PHILADELPHIA, PA.- To celebrate the centennial of one of the greatest—and most amusing—controversies in the history of modern art, the Philadelphia Museum of Art is presenting an exhibition on Marcel Duchamp’s legendary “readymade,” Fountain. Marcel Duchamp and the Fountain Scandal focuses on the spring of 1917, when Duchamp, with the help of several friends, notoriously submitted a porcelain urinal to an unjuried exhibition held by the Society of Independent Artists in New York. Purchased from a store that sold plumbing fixtures, this object, which was titled Fountain and signed “R. Mutt” was rejected by a vote of the organizers, touching off a fierce debate. The Museum’s exhibition explores Duchamp’s staging of this controversy and highlights the radical ideas that were sparked by this crucial episode in the history of avant-garde art.

Timothy Rub, the George D. Widener Director and CEO of the Philadelphia Museum of Art, said: “One hundred years ago, Duchamp’s Fountain turned the art world upside down.

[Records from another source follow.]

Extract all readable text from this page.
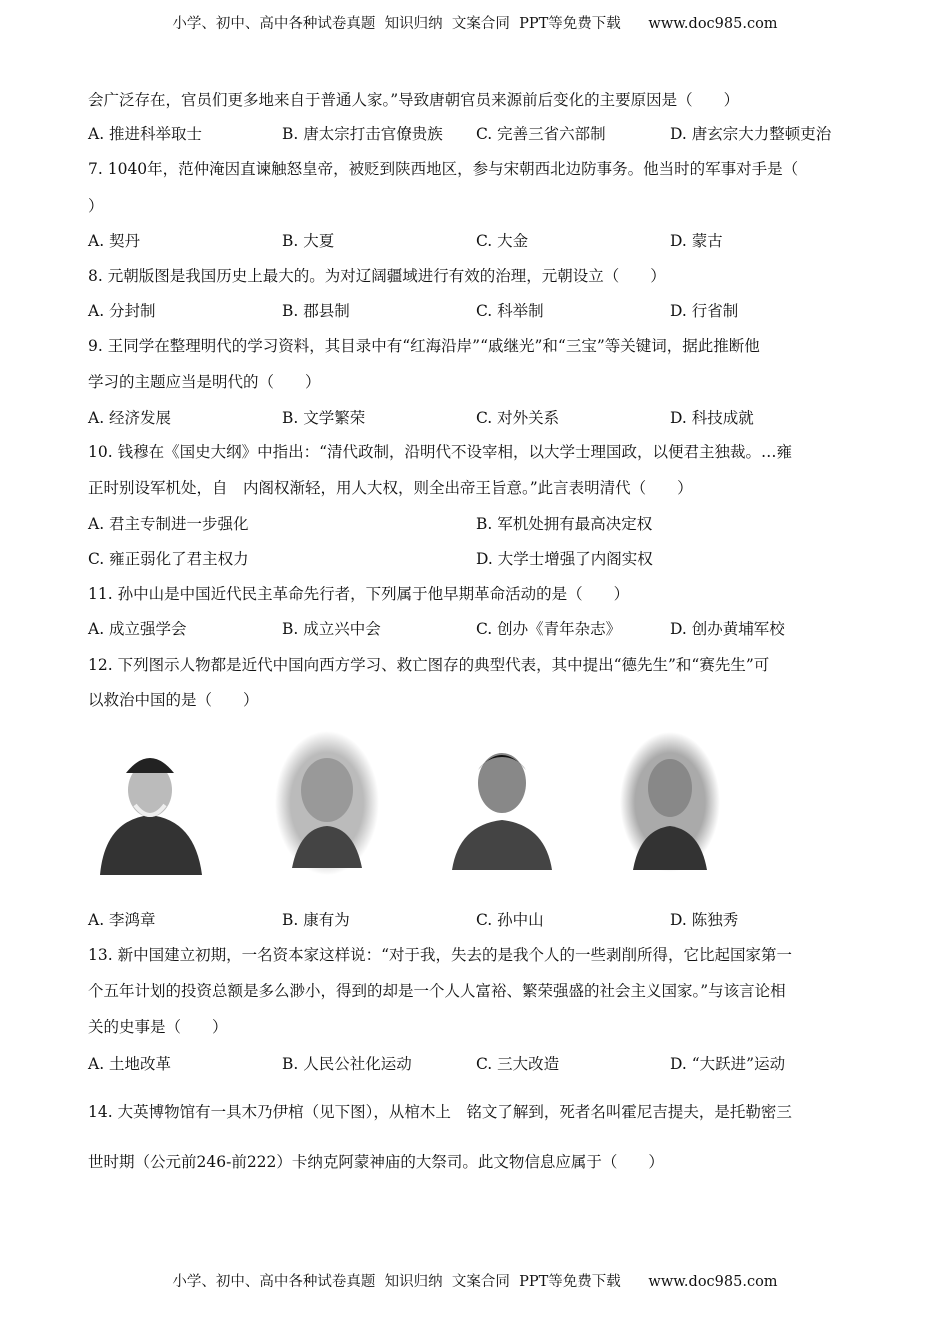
小学、初中、高中各种试卷真题  知识归纳  文案合同  PPT等免费下载      www.doc985.com
会广泛存在，官员们更多地来自于普通人家。”导致唐朝官员来源前后变化的主要原因是（　　）
A. 推进科举取士	B. 唐太宗打击官僚贵族 C. 完善三省六部制	D. 唐玄宗大力整顿吏治
7. 1040年，范仲淹因直谏触怒皇帝，被贬到陕西地区，参与宋朝西北边防事务。他当时的军事对手是（
）
A. 契丹	B. 大夏	C. 大金	D. 蒙古
8. 元朝版图是我国历史上最大的。为对辽阔疆域进行有效的治理，元朝设立（　　）
A. 分封制	B. 郡县制	C. 科举制	D. 行省制
9. 王同学在整理明代的学习资料，其目录中有“红海沿岸”“戚继光”和“三宝”等关键词，据此推断他
学习的主题应当是明代的（　　）
A. 经济发展	B. 文学繁荣	C. 对外关系	D. 科技成就
10. 钱穆在《国史大纲》中指出：“清代政制，沿明代不设宰相，以大学士理国政，以便君主独裁。…雍
正时别设军机处，自　内阁权渐轻，用人大权，则全出帝王旨意。”此言表明清代（　　）
A. 君主专制进一步强化	B. 军机处拥有最高决定权
C. 雍正弱化了君主权力	D. 大学士增强了内阁实权
11. 孙中山是中国近代民主革命先行者，下列属于他早期革命活动的是（　　）
A. 成立强学会	B. 成立兴中会	C. 创办《青年杂志》	D. 创办黄埔军校
12. 下列图示人物都是近代中国向西方学习、救亡图存的典型代表，其中提出“德先生”和“赛先生”可
以救治中国的是（　　）
A. 李鸿章	B. 康有为	C. 孙中山	D. 陈独秀
13. 新中国建立初期，一名资本家这样说：“对于我，失去的是我个人的一些剥削所得，它比起国家第一
个五年计划的投资总额是多么渺小，得到的却是一个人人富裕、繁荣强盛的社会主义国家。”与该言论相
关的史事是（　　）
A. 土地改革	B. 人民公社化运动	C. 三大改造	D. “大跃进”运动
14. 大英博物馆有一具木乃伊棺（见下图），从棺木上　铭文了解到，死者名叫霍尼吉提夫，是托勒密三
世时期（公元前246-前222）卡纳克阿蒙神庙的大祭司。此文物信息应属于（　　）
小学、初中、高中各种试卷真题  知识归纳  文案合同  PPT等免费下载      www.doc985.com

As artists and critics debated whether this was art or a hoax, the artist’s designation of the porcelain urinal as a readymade changed the course of modern art. Today, young artists continue to find inspiration and sources of provocation in it, and thus it is fitting that we return to this object and consider its continuing importance a century later.”

The exhibition is presented in Gallery 182, in which many of Duchamp’s celebrated masterpieces have been displayed since 1954. It details the story of Fountain and the roles of the colorful cast of characters around it, from the celebrated photographer Alfred Stieglitz and collector Walter Arensberg to the writer and artist Beatrice Wood. The exhibition includes period photographs, publications, and numerous other readymades, all from the Museum’s unrivaled collection. It takes an especially close look at the readymades, objects that the artist chose, signed, and sometimes inscribed with mysterious phrases. Duchamp considered them his greatest achievement.

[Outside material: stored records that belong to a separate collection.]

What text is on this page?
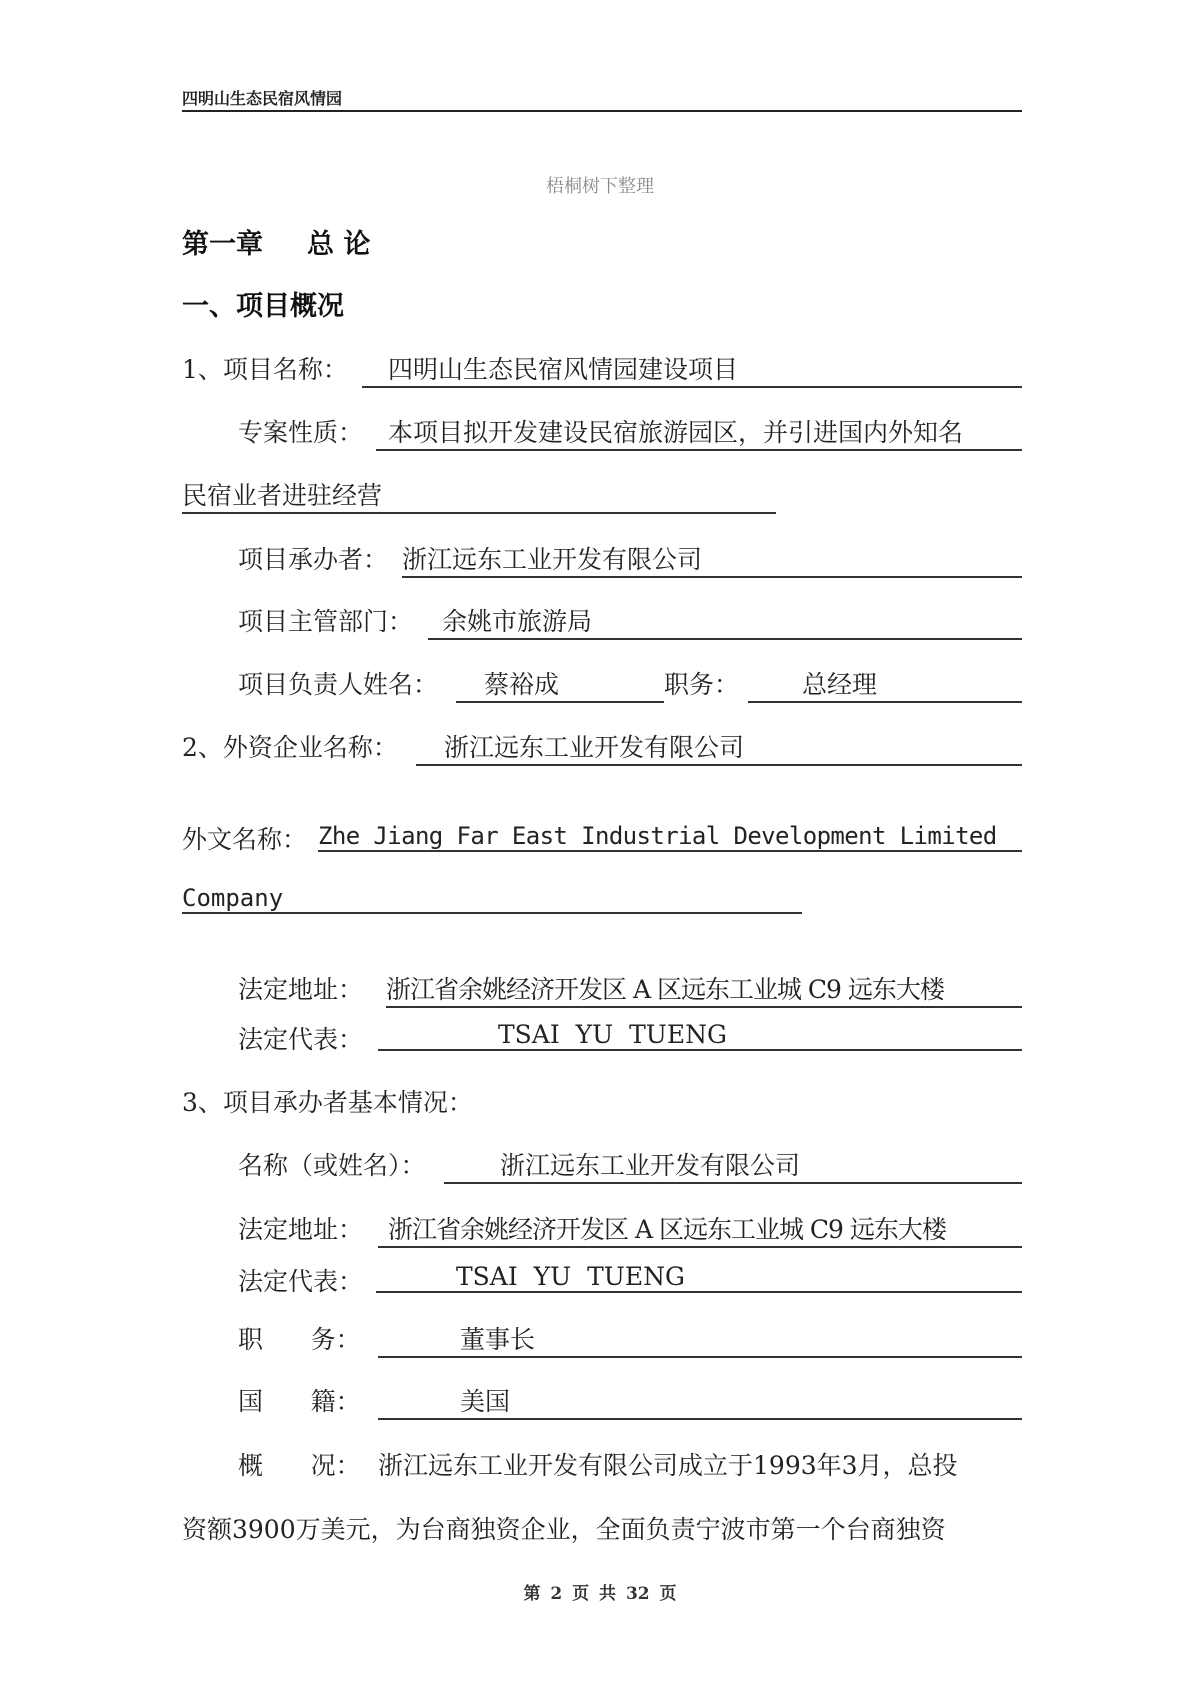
四明山生态民宿风情园
梧桐树下整理
第一章 总 论
一、项目概况
1、项目名称：	四明山生态民宿风情园建设项目
专案性质： 本项目拟开发建设民宿旅游园区，并引进国内外知名
民宿业者进驻经营
项目承办者： 浙江远东工业开发有限公司
项目主管部门：	余姚市旅游局
项目负责人姓名：	蔡裕成	职务：	总经理
2、外资企业名称：	浙江远东工业开发有限公司
外文名称： Zhe Jiang Far East Industrial Development Limited
Company
法定地址： 浙江省余姚经济开发区 A 区远东工业城 C9 远东大楼
法定代表：	TSAI  YU  TUENG
3、项目承办者基本情况：
名称（或姓名）：	浙江远东工业开发有限公司
法定地址： 浙江省余姚经济开发区 A 区远东工业城 C9 远东大楼
法定代表：	TSAI  YU  TUENG
职      务：	董事长
国      籍：	美国
概      况： 浙江远东工业开发有限公司成立于1993年3月，总投
资额3900万美元，为台商独资企业，全面负责宁波市第一个台商独资
第 2 页 共 32 页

The Society of Independents was founded in late 1916 by a group that included Duchamp. In meetings at the apartment of the collectors Louise and Walter Arensberg and elsewhere, the group planned a large exhibition for the following April. It decided that no jury would control artists’ participation in the show. Duchamp bought his urinal from the New York showroom of the J. L. Mott Iron Works. He signed and dated it “R. Mutt 1917,” and had it submitted to the exhibition. Upon its rejection, Duchamp resigned from the Independents in protest, as did Arensberg. A few days later, Duchamp brought Fountain to Stieglitz, who photographed it for The Blind Man, an avant-garde magazine published by Duchamp and his friends. In its May issue, the magazine defended the work, an editorial by Wood declaring: “Whether Mr. Mutt with his own hands made the fountain or not has no importance. He CHOSE it. He took an ordinary article of life, placed it so that its useful significance disappeared under the new title and point of view—created a new thought for that object.” The Museum’s exhibition includes a reproduction of the publication; visitors can turn the pages.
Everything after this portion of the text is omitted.